Не в силах описать, что со мной творилось.
Со мной, но и моими дружками по роте. В моей свободе они вдруг увидели надежду и для себя. Они вдруг поняли, что можно за себя бороться. Рассказывали, что после моего отъезда все бросились писать рапорта.
…А я с небольшим вещмешком добежал — это я уж точно помню, что я почему-то бежал, а не шел, — до станции, доехал до Москвы, потом сел на электричку на Казанском вокзале. Смотрел бездумно на весенние, в легкой пьянящей дымке поля, что кружили за окном, и ничего мне больше в жизни не хотелось.
Я знал, что будет передышка, будет дом, отец, сестренка… А потом я рвану на электричке до Кратова, до нашего клуба «Стрела», где Мария Федоровна Стрельцова и где на Первое мая обязательно наши дают концерт. Нет, нет, выступать я не стану, я и не вольный, гражданский, я лишь проездом… Но тем дороже появиться вдруг за сценой и услышать возглас; «Господи! Да откуда! Да похудел как! Прям Теркин!»
Но помню, что я выступил. Меня опять упросили прочесть Теркина.
Я вышел, посмотрел в первые ряды (где мог бы сидеть полковник Яковлев) и увидел наших, из лаборатории, они махали мне руками.
Я тогда прочел; «…Шли однако. Шел и я. Я дорогою постылей пробирался не один…»
Путь мой далее лежал через Москву, через мой Казанский вокзал, с его счастливыми знаками, блестевшими золотом ярче моих пуговиц, надраенных асидолом, в голубой, волжский город Саратов. Конечно же, в авиационную часть! Случай для армии просто невероятный, но я свидетельствую: он произошел в апреле 1953 года.
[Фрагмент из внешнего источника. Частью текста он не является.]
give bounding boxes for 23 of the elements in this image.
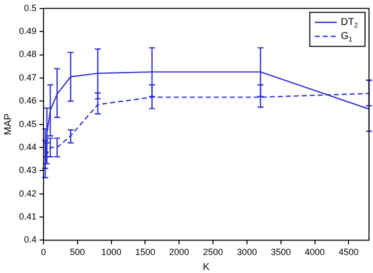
x-tick-label: 0 <box>41 247 46 258</box>
y-tick-label: 0.41 <box>18 212 37 222</box>
x-tick-label: 3000 <box>236 247 257 258</box>
x-tick-label: 3500 <box>270 247 291 258</box>
x-tick-label: 2500 <box>203 247 224 258</box>
x-tick-label: 500 <box>70 247 85 258</box>
y-tick-label: 0.48 <box>18 49 37 60</box>
y-tick-label: 0.42 <box>18 188 37 198</box>
x-axis-title: K <box>202 262 210 273</box>
y-tick-label: 0.44 <box>18 142 37 152</box>
x-tick-label: 1000 <box>101 247 122 258</box>
y-tick-label: 0.4 <box>24 234 37 245</box>
x-tick-label: 1500 <box>135 247 156 258</box>
x-tick-label: 2000 <box>169 247 190 258</box>
y-tick-label: 0.5 <box>24 2 37 13</box>
x-tick-label: 4500 <box>338 247 359 258</box>
y-tick-label: 0.47 <box>18 72 37 82</box>
y-tick-label: 0.43 <box>18 165 37 176</box>
x-tick-label: 4000 <box>304 247 325 258</box>
y-tick-label: 0.45 <box>18 118 37 129</box>
y-tick-label: 0.46 <box>18 96 37 106</box>
y-axis-title: MAP <box>2 113 14 136</box>
y-tick-label: 0.49 <box>18 26 37 36</box>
А мой будущий командир, капитан Жуков, долго будет допытываться у меня, кто же в генеральном штабе у меня из близких. Ибо не только мой перевод, но и телеграмма была, а в ней приказ устроить и доложить, как я устроен.
А из Ростова, что не на реке, а на болоте, как мы выражались, пришло нескоро письмо. В нем писали о рапортах, что подали в нашей роте все до одного, а еще о том, что вскоре пришла разнарядка на поступление в военные училища, и многие ушли, в том числе ушел и Зиновий Куцер. А вот Олехов, на которого сильней всего и пал после разъезда гнев сержанта Писли, в училище, из-за своих больных ног, не попал. Он покончил с собой, застрелившись из автомата. Это случилось ночью, во время караула, возле тех самых складов, что мы охраняли в день смерти Сталина. Кстати, в письмах еще сообщали, что склады те оказались пустыми, ничего там не было. Это выяснилось по весне, во время уборки. Одни печати, оказывается, и были. А значит, мы охраняли печати да замки, так написали друзья.